# Herb Advice



## pixie1115 (Mar 23, 2009)

What are the best herbs to use in CP soaps? I love to use natural things in my soaps. Also what is the best way to use them? Dry them and crush?


----------



## Guest (Mar 23, 2009)

There's no one answer to your "best herbs" question.... this is completely subjective!  

Some herbs can act as exfoliants, so be warned about that.

Mountainroseherbs.com has a big selection to inspire you, with info about each herb.

Use them dried and crushed.


----------



## carebear (Mar 23, 2009)

what effect are you trying to achieve?

I infuse my oils with annatto and with calendula (aka marigold) for the color.  I put in ground lavender and mint for label appeal and cause it seems funky - but I don't get significant scent from them (tho I do get some "texture").


----------



## pixie1115 (Mar 24, 2009)

I guess I am mainly going for a good looks factor. Some smell if possible and any health effects that are good 

Are there any herbs to avoid?


----------



## Guest (Mar 24, 2009)

pixie1115 said:
			
		

> I guess I am mainly going for a good looks factor. Some smell if possible and any health effects that are good
> 
> Are there any herbs to avoid?



Of course.... poison sumac for example  :shock:


----------



## I love soap! (Mar 24, 2009)

*Yep*

Clove irritate the skin.


----------



## rszuba (Mar 29, 2009)

my hubby loves scrubbies, and i do too. most of my soaps have something in them. from soft to rougher. 
i use
ground vanilla bean(buy them that way)
speamint leaves(dried buy them that way)
ground calendula(use my magic bullet)
ground rose buds and petals(use my magic bullet)
lemon peel(buy)
lavender buds(looks like bugs in the tub after)
blueberry seeds(buy)

have great responses with all of them. look great feel great.

http://my.imageshack.us/v_images.php


----------



## Stacykins (Mar 30, 2009)

I believe cinnamon is quite an irritant too. 

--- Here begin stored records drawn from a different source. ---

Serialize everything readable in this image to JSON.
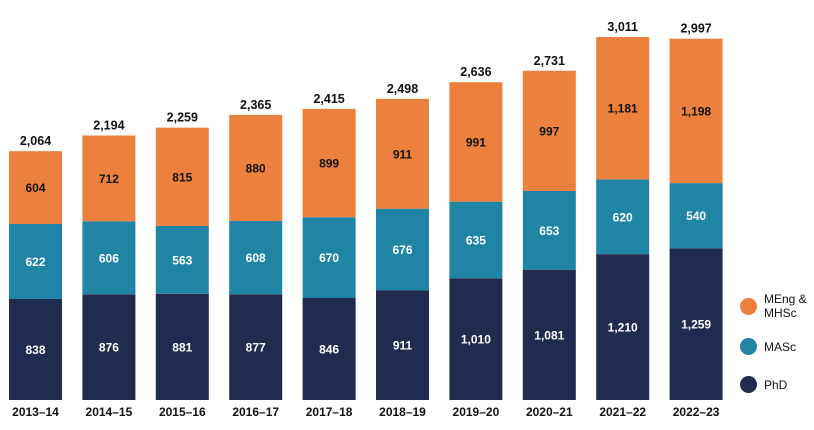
{
  "chart_data": {
    "type": "bar",
    "stacked": true,
    "categories": [
      "2013–14",
      "2014–15",
      "2015–16",
      "2016–17",
      "2017–18",
      "2018–19",
      "2019–20",
      "2020–21",
      "2021–22",
      "2022–23"
    ],
    "series": [
      {
        "name": "PhD",
        "color": "#212a4f",
        "label_color": "#ffffff",
        "values": [
          838,
          876,
          881,
          877,
          846,
          911,
          1010,
          1081,
          1210,
          1259
        ],
        "labels": [
          "838",
          "876",
          "881",
          "877",
          "846",
          "911",
          "1,010",
          "1,081",
          "1,210",
          "1,259"
        ]
      },
      {
        "name": "MASc",
        "color": "#2084a4",
        "label_color": "#ffffff",
        "values": [
          622,
          606,
          563,
          608,
          670,
          676,
          635,
          653,
          620,
          540
        ],
        "labels": [
          "622",
          "606",
          "563",
          "608",
          "670",
          "676",
          "635",
          "653",
          "620",
          "540"
        ]
      },
      {
        "name": "MEng & MHSc",
        "color": "#ec803d",
        "label_color": "#111111",
        "values": [
          604,
          712,
          815,
          880,
          899,
          911,
          991,
          997,
          1181,
          1198
        ],
        "labels": [
          "604",
          "712",
          "815",
          "880",
          "899",
          "911",
          "991",
          "997",
          "1,181",
          "1,198"
        ]
      }
    ],
    "totals": [
      2064,
      2194,
      2259,
      2365,
      2415,
      2498,
      2636,
      2731,
      3011,
      2997
    ],
    "total_labels": [
      "2,064",
      "2,194",
      "2,259",
      "2,365",
      "2,415",
      "2,498",
      "2,636",
      "2,731",
      "3,011",
      "2,997"
    ],
    "ylim": [
      0,
      3011
    ],
    "title": "",
    "xlabel": "",
    "ylabel": "",
    "grid": false,
    "legend_position": "right"
  },
  "legend": {
    "items": [
      {
        "label": "MEng & MHSc",
        "color": "#ec803d"
      },
      {
        "label": "MASc",
        "color": "#2084a4"
      },
      {
        "label": "PhD",
        "color": "#212a4f"
      }
    ]
  }
}
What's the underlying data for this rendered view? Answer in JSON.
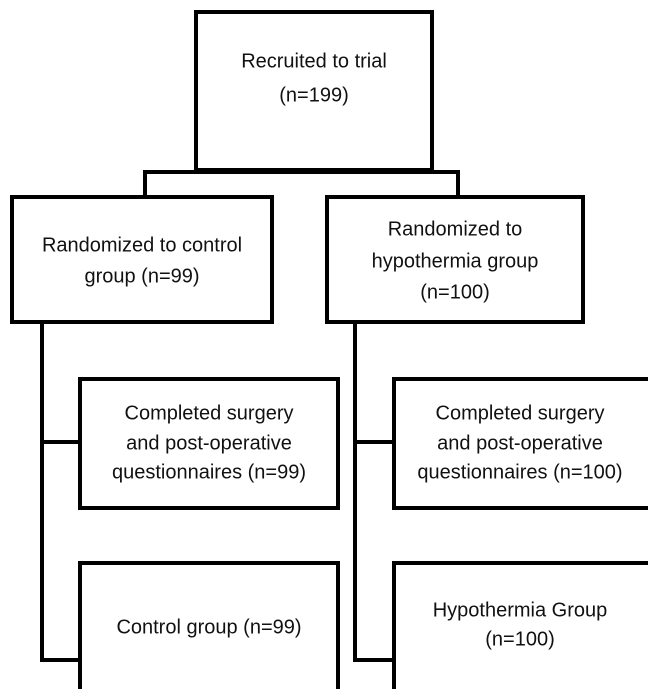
{
  "nodes": [
    {
      "lines": [
        "Recruited to trial",
        "(n=199)"
      ]
    },
    {
      "lines": [
        "Randomized to control",
        "group (n=99)"
      ]
    },
    {
      "lines": [
        "Randomized to",
        "hypothermia group",
        "(n=100)"
      ]
    },
    {
      "lines": [
        "Completed surgery",
        "and post-operative",
        "questionnaires (n=99)"
      ]
    },
    {
      "lines": [
        "Control group (n=99)"
      ]
    },
    {
      "lines": [
        "Completed surgery",
        "and post-operative",
        "questionnaires (n=100)"
      ]
    },
    {
      "lines": [
        "Hypothermia Group",
        "(n=100)"
      ]
    }
  ]
}
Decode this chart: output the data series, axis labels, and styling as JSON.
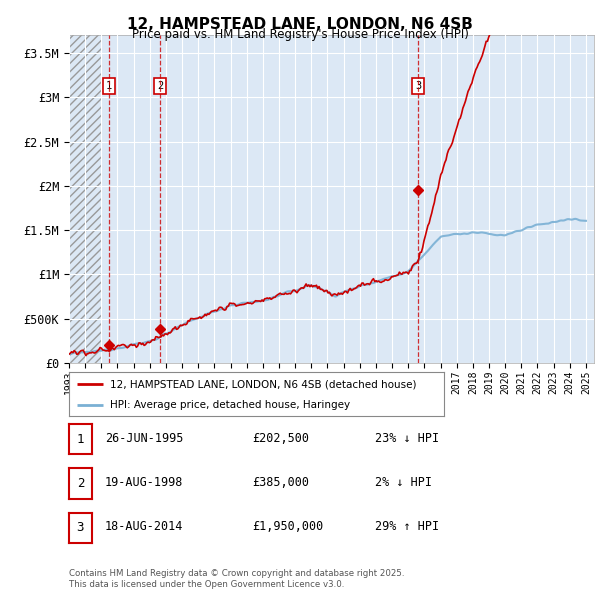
{
  "title": "12, HAMPSTEAD LANE, LONDON, N6 4SB",
  "subtitle": "Price paid vs. HM Land Registry's House Price Index (HPI)",
  "ylim": [
    0,
    3700000
  ],
  "xlim": [
    1993,
    2025.5
  ],
  "yticks": [
    0,
    500000,
    1000000,
    1500000,
    2000000,
    2500000,
    3000000,
    3500000
  ],
  "ytick_labels": [
    "£0",
    "£500K",
    "£1M",
    "£1.5M",
    "£2M",
    "£2.5M",
    "£3M",
    "£3.5M"
  ],
  "hpi_color": "#7ab0d4",
  "price_color": "#cc0000",
  "bg_hatch_color": "#c8c8c8",
  "plot_bg_color": "#dce8f5",
  "grid_color": "#ffffff",
  "vline_color": "#cc0000",
  "legend_label_price": "12, HAMPSTEAD LANE, LONDON, N6 4SB (detached house)",
  "legend_label_hpi": "HPI: Average price, detached house, Haringey",
  "table_rows": [
    {
      "num": "1",
      "date": "26-JUN-1995",
      "price": "£202,500",
      "vs_hpi": "23% ↓ HPI"
    },
    {
      "num": "2",
      "date": "19-AUG-1998",
      "price": "£385,000",
      "vs_hpi": "2% ↓ HPI"
    },
    {
      "num": "3",
      "date": "18-AUG-2014",
      "price": "£1,950,000",
      "vs_hpi": "29% ↑ HPI"
    }
  ],
  "sale_points": [
    {
      "year": 1995.49,
      "price": 202500,
      "label": "1"
    },
    {
      "year": 1998.63,
      "price": 385000,
      "label": "2"
    },
    {
      "year": 2014.63,
      "price": 1950000,
      "label": "3"
    }
  ],
  "vline_years": [
    1995.49,
    1998.63,
    2014.63
  ],
  "footer": "Contains HM Land Registry data © Crown copyright and database right 2025.\nThis data is licensed under the Open Government Licence v3.0.",
  "num_box_color": "#cc0000",
  "hatch_end_year": 1995.0
}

Advise I got for drying your own leafy, flowery herbs is to tie the fresh plants in a bundle, hang, and tie a paperbag around the bundle. That way when the petals and leaves dry and fall, they are contained right there in the bag for you.


----------



## Guest (Mar 30, 2009)

You probably won't get much by way of smell with your herbs, unless you infuse your oil first.  Grounding them up and using them for appearance/texture doesn't really add much scent to your soap.


----------



## I love soap! (Apr 1, 2009)

But they add color


----------



## flyingpig (Jun 21, 2009)

carebear said:
			
		

> I infuse my oils with annatto and with calendula (aka marigold) for the color.



Calendula and marigold are not the same plant.  They are superficially similar, but the leaves are different and they don't have the same properties.  I believe the mistake arose because in England the calendula plant is sometimes called pot marigold.  Generations of people who write books on herbs have repeated the mistake.  Marigolds belong to the genus tagetes, not calendula.

Whenever I look at a new herbal, this is the very first thing I look at, to see if these plants are properly distinguished.  If they are not, I know the author hasn't done his own research but has simply copied from others.  And then I know not to trust anything from that author.

Not to get on your case Carebear - it's a common mistake.


----------



## artisan soaps (Jun 21, 2009)

..


----------



## Guest (Jun 22, 2009)

I personally do not like herbs in my soap . Lavender buds in soap gross me out . I like to infuse the herb in an oil and use it in my soap that way. That's just me. 

Kitn


----------



## flyingpig (Jun 24, 2009)

Sorry about the big print.  I use a larger font on my other forums so my old eyes can see better - but the option here kinda overdid it.  

FWIW I never have known anyone to use marigolds thinking they were using calendula.  However it's a bit of misinformation that I see over and over in herbals and at websites.  And it's purely the result of people not doing their own research but simply copying from others, which really irritates me.  The first thing I do when I pick up an unfamiliar herbal is turn to the calendula article and see how accurate the information there is.  If I see that old canard, I look no further and never pick up that book again, nor will I rely on a website that repeats the story.

You're absolutely right - the plants don't look alike when you see them side-by-side.  Marigolds have some interesting properties, but they are no substitute for calendula.


----------



## mandolyn (Jun 29, 2009)

I use a few herbs in soap, but usually just for the look & verrrrrrrrrrrrrrrrry sparingly. My Alchemy soap has witch hazel & mullein leaf in it. It's a pure white soap & the little bits of herb are dark. Very pretty effect.


----------